Thursday, February 13, 2014

Toward a New Republic

I am a lonely voice crying out in a wilderness of political waste and special interests; a tired voice that has watched the tone and tenor of public discourse sour over the years; an angry voice that has witnessed the disintegration and senseless devaluation of the special dream that transported whole generations through World Wars, economic collapse and personal travail. I was born in the center of the last century, at the edge of a new era, a new promise, a new challenge. That challenge, taken up by returning veterans of foreign conflicts and their families back home, was the challenge to improve on, and carry forward the dream of a secure, credibly functioning Republic that stood for life, liberty and the pursuit of happiness–a Republic that offered the fulfillment of a promise to its citizens, and to the citizens of a world (who looked to it for leadership and direction).

The mechanism through which these dreams would continue to be effected was political process that political process had been stretched, tweaked and reworked for more than two hundred years. That mechanism has been a dedicated road map for public debate and legal recourse, a rough-hewn quilt of laws and directives that would guide three hundred million men, women and children–the next generation and the next generation, and the next, into new decades and new centuries. 

For many of these decades our democracy was known as “an imperfect Republic,” a work-in-progress wholly dependent on the wisdom of its citizens and the good behavior of its leaders and politicians. And there,  my friends, may be the heart of the problem we face as a nation.

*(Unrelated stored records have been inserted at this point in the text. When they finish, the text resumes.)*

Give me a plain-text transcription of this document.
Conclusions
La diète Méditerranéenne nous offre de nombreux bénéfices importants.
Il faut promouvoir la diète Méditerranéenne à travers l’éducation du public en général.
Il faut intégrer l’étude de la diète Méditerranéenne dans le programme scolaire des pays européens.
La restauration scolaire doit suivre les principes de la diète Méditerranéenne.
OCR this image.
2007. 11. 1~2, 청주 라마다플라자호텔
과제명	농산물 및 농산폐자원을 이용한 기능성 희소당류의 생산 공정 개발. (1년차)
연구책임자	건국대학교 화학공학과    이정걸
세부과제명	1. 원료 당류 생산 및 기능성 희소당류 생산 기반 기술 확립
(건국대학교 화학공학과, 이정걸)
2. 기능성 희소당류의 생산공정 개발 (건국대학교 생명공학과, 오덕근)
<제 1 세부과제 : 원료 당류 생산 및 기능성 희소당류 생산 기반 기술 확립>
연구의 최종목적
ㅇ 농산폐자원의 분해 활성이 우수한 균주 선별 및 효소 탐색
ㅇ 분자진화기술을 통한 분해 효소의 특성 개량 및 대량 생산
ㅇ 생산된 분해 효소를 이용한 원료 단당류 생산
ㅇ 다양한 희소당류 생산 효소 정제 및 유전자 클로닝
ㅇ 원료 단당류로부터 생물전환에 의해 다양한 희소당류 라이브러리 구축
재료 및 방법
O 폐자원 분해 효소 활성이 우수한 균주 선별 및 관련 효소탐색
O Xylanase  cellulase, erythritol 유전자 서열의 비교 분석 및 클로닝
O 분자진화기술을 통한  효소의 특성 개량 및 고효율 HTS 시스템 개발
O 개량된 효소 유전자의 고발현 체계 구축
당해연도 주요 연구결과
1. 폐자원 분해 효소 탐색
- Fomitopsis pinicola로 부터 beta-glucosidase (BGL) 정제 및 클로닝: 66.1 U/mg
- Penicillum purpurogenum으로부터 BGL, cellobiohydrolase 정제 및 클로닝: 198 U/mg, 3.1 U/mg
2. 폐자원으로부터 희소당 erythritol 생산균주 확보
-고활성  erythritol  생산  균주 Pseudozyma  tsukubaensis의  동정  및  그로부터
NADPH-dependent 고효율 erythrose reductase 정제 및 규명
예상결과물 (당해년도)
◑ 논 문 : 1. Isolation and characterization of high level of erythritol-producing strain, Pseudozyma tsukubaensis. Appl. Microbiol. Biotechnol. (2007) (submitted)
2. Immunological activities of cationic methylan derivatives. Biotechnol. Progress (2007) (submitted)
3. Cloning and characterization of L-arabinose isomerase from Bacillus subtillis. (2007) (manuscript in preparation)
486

These days, I look out onto that vast landscape on which the hopes and dreams of so many Americans have been invested, and I feel an aching loneliness, a special sorrow, a special disappointment, even, a fierce anger. The dream and promise of this country has seemingly been bartered away for the smallest of prices by the smallest of men and women–the entrenched political class that has taken over the debate and is taking its marching orders from the special interests whose only currency is it’s own political, financial and powerful wellbeing.

I weep for this land of Democrats and Republicans when I recognize that the average American citizen is no longer being fairly represented by either political party–and when I realize that so many voters have chosen to accept and simply go along with the blather and bombast spewed as a matter of course by each of the parties.

Americans are divided as never before in the long history of this nation–with one appalling exception (the Civil War). We are aligned along party lines that appear ever immovable and intractable. The reasonable conversation has left the room, gone out of our politics completely, and has been replaced by an angry, aggrieved wallowing wailing that has drowned out sensible debate and polite, respectful discussion.

Someone has got to provide a forum for moderate discussion and debate, a conversation conducted in restrained and temperate tones, an exploration of the political space into which we've landed as Americans–the landscape into which we’re headed. In the next weeks and months I will take a journey into the heart of America, into the heart of the American Dream–or whatever it’s being called these days. It promises to be thrilling, sometimes aggravating and infuriating but always fascinating, an eye-opening journey through the dazzling prism of American political life in this twenty-first century. I hope you decide to come along for the rough ride.